Structurally, dog brains are very similar to human brains, with much the same sleep brainwave patterns going on, and almost identical stages of electrical activity – all consistent with the idea that doggy dreams are similar to ours.
With our own dreams much associated with our daily activities, it’s no surprise that evidence shows dogs dream about their activities, too.
Highly social and even emotional, dogs have good memories, so are just as likely to ‘process’ their day’s events – committing new things to memory, even coping with strong emotions. It’s well documented that people need to dream in order to streamline their memories.
We still don’t really know why people dream, but we do know that the pons (a structure present in human and dog brains) contributes to dream activity and even keeps us from acting out the actions we’re dreaming about.
Dog owners can tell if their dog’s dreaming by watching them sleep, with the first dreams starting after about 20 minutes.
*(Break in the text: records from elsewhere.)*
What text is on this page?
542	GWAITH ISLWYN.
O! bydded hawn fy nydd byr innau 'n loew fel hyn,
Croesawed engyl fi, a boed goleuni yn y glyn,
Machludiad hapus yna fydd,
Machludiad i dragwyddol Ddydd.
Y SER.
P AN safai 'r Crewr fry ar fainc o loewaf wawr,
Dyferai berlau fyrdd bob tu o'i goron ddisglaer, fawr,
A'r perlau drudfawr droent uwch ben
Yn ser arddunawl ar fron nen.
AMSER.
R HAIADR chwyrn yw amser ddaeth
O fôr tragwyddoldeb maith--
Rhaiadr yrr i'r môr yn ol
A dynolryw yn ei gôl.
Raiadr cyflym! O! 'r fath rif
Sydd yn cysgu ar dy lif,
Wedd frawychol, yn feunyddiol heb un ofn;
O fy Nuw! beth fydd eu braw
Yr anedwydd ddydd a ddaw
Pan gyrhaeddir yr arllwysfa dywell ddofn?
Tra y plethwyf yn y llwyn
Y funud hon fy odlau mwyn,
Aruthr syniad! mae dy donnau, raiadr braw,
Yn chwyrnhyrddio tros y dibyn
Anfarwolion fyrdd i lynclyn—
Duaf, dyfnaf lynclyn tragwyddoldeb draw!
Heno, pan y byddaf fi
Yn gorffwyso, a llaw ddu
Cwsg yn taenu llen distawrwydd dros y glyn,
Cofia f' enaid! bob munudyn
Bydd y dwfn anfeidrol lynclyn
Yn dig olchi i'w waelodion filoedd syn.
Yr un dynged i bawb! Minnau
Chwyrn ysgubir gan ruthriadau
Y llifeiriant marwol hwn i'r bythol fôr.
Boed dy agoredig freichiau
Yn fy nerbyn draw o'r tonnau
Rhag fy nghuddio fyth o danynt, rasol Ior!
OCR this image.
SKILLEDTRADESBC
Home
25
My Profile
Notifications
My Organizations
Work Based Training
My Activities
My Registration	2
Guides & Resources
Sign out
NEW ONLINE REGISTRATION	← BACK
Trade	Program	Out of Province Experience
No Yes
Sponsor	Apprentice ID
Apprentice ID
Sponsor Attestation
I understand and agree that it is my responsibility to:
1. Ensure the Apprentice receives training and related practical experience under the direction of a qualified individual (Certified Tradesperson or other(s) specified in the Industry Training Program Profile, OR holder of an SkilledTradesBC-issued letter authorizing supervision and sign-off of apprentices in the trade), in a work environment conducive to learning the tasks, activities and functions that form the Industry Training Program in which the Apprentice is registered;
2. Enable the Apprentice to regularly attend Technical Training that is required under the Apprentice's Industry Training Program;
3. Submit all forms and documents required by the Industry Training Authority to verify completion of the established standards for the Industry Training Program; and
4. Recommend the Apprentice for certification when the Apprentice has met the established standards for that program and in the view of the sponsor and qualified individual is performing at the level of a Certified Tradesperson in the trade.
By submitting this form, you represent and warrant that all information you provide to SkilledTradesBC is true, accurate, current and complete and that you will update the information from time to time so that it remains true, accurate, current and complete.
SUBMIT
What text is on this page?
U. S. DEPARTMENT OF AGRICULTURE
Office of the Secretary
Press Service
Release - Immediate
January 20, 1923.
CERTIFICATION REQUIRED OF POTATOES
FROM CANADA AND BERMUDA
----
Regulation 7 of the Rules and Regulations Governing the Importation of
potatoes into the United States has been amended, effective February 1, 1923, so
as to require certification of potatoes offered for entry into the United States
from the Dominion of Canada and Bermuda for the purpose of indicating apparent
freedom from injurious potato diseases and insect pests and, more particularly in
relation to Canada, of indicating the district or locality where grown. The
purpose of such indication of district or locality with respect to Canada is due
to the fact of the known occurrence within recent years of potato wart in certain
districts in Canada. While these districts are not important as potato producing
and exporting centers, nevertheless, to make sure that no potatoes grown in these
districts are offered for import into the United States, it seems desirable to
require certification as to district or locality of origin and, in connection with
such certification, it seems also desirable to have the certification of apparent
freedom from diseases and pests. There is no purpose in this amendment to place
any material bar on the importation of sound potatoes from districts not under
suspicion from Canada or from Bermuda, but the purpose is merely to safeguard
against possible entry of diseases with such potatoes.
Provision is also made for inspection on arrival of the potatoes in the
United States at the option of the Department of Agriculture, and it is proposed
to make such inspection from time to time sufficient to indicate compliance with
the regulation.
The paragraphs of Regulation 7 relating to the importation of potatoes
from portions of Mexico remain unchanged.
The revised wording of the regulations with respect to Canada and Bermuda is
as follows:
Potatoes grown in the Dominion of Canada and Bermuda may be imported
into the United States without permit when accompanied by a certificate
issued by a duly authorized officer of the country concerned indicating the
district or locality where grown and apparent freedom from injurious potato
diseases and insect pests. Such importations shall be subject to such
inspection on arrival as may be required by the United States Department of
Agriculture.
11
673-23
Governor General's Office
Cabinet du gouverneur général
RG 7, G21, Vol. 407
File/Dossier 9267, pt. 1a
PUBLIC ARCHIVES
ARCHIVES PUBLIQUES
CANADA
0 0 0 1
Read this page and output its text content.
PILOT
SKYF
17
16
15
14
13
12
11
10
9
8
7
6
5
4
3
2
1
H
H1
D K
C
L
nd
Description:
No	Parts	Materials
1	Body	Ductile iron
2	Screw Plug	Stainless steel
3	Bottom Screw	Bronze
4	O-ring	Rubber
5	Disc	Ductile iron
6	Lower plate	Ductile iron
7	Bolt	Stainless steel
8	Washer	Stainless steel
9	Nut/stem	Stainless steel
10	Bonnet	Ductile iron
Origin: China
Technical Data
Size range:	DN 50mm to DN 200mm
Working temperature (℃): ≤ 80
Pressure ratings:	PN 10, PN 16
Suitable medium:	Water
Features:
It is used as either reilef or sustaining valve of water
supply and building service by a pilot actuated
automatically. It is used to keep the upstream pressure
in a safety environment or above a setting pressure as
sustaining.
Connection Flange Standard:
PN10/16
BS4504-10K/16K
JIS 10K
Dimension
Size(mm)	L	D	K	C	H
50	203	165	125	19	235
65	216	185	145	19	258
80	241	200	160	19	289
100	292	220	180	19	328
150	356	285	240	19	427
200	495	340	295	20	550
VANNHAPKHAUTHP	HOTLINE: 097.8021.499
Signs may include breathing becoming shallower and irregular, accompanied by odd muscle twitches, even eyes moving behind closed eyelids – caused by your dog looking at dream images as if they were real.
These rapid eye movements (or REM sleep phase) are most characteristic of dreaming sleep. When humans are awakened during this phase, they’re usually dreaming.
We’ll never know exactly what dogs dream about, but knowing how their brains function provides clues.
They may process memories in a different way than humans – for example, remembering smells and sounds, or less visual memories because vision is not their strongest sense.
In fact, a dog’s nightmare could very well involve smelling something frightening! Sweet dreams, everyone.